It’s funny when I think about it now, but there was a time in the 1970s when I was crazy about Jell-O. That’s right. When I was a young girl, I loved Jell-O — the multi-colored, fruit-flavored gelatin dessert.
I remembered my obsession for Jell-O during a conversation with my coworker, Cecelia, last week. She and I were both children of the Seventies.
“My family didn’t eat out much when I was growing up,” she noted that day. “And when we did go somewhere to eat, it was a big deal.”
Her comment sent my mind racing through time.
“We didn’t either,” I said. “But my brother played sports, and at the end of football season, they’d have a sports banquet at a western-style steakhouse on the north side of Warner Robins, and our family would always dress up and go to that.”

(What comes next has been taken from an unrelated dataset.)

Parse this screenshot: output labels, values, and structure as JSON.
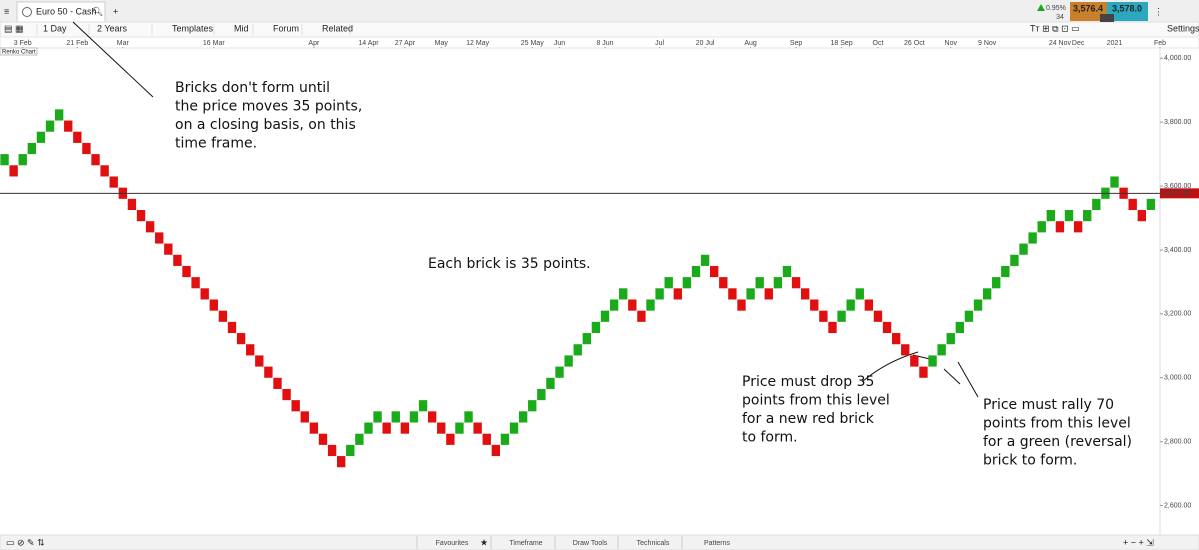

I continued. “The steakhouse was called, the ‘Hof Brau Haus,’ and I can remember how it smelled on the inside — like flame broiled steaks and hamburgers. They had steak fries as big around as my thumb.”
The memory made me smile.
“I remember going through the line with a tray and passing a large glass case filled with Jell-O,” I said. “It was the most beautiful thing I’d ever seen — that lit display case full of glass pedestal dishes with cubes of jiggly Jell-O stacked neatly in the cups. They looked like loose gems at a jewelry store — greens like emeralds, reds like rubies, yellows like citrine. Just seeing the Jell-O made my mouth water. I couldn’t wait to sit down and eat the Jell-O.”
We both laughed at the fact that the Jello-O display case made me giddy. My memories kept coming, and before I knew it, I was singing the lyrics to a song I haven’t thought about in decades.
Watch it wiggle.
See it jiggle.
Cool and smoothy, Jell-o brand gelatin.
Of all desserts, you’ll love the one, that tastes so light and makes such fun.
Make Jell-o gelatin, And make some fun.
Jell-O was an easy, inexpensive dessert. Mom bought it in powder form at the Piggly Wiggly. She mixed it with boiling water, then poured it into a ring-shaped Tupperware Jello-O mold and stuck it in the refrigerator. Sometimes, Mom would add a can of fruit cocktail to the mix. I loved to find a cherry or a grape in my Jell-O. Other times, she might cut up strawberries or bananas and stir them into the Jell-O. In my mind’s eye, I can still see the fruit chunks suspended in the Jell-O like insects preserved for eternity in golden amber resin. Sparing no opportunity to educate us young’uns, Mom would clear her throat and tell us all we needed to know about gelatin (and some things we probably didn’t want to know).
“Jell-O is gelatin,” she’d say. “They make gelatin out of the leftover meat, bones and cartilage of hogs.”
This fact made my sister nauseous, and she vowed to never eat Jell-O again. My brother was indifferent to the revelation, as if he wasn’t even paying attention to the information Mom was passing down to us. However, I was intrigued. “But it doesn’t taste like ham or bacon,” I’d say. “It tastes . . . fruity.”
“That’s because they add flavoring to it, and color,” Mom would say. “The color helps fool you.”
I was certainly fooled. When the Jell-O was sufficiently solidified in our refrigerator, Mom would dump it out onto a plate. It was magnificent — like a piece of art. I’d pause and admire it as if I were admiring a sculpture by Michelangelo.
Mom continued teaching us.
“And Jell-O is good for your fingernails,” she’d say. I didn’t really care about my fingernails back then, but now, in my 50s, I eat gelatin in the form of gummy bears to help strengthen my fingernails. It works. I’m not a big fan of Jell-O any more. I use it in recipes from time to time, but the only time I eat it “straight,” is on the clear-liquid diet days before a colonoscopy. Still, the memories of being mesmerized by Jell-O all those years ago are fond ones.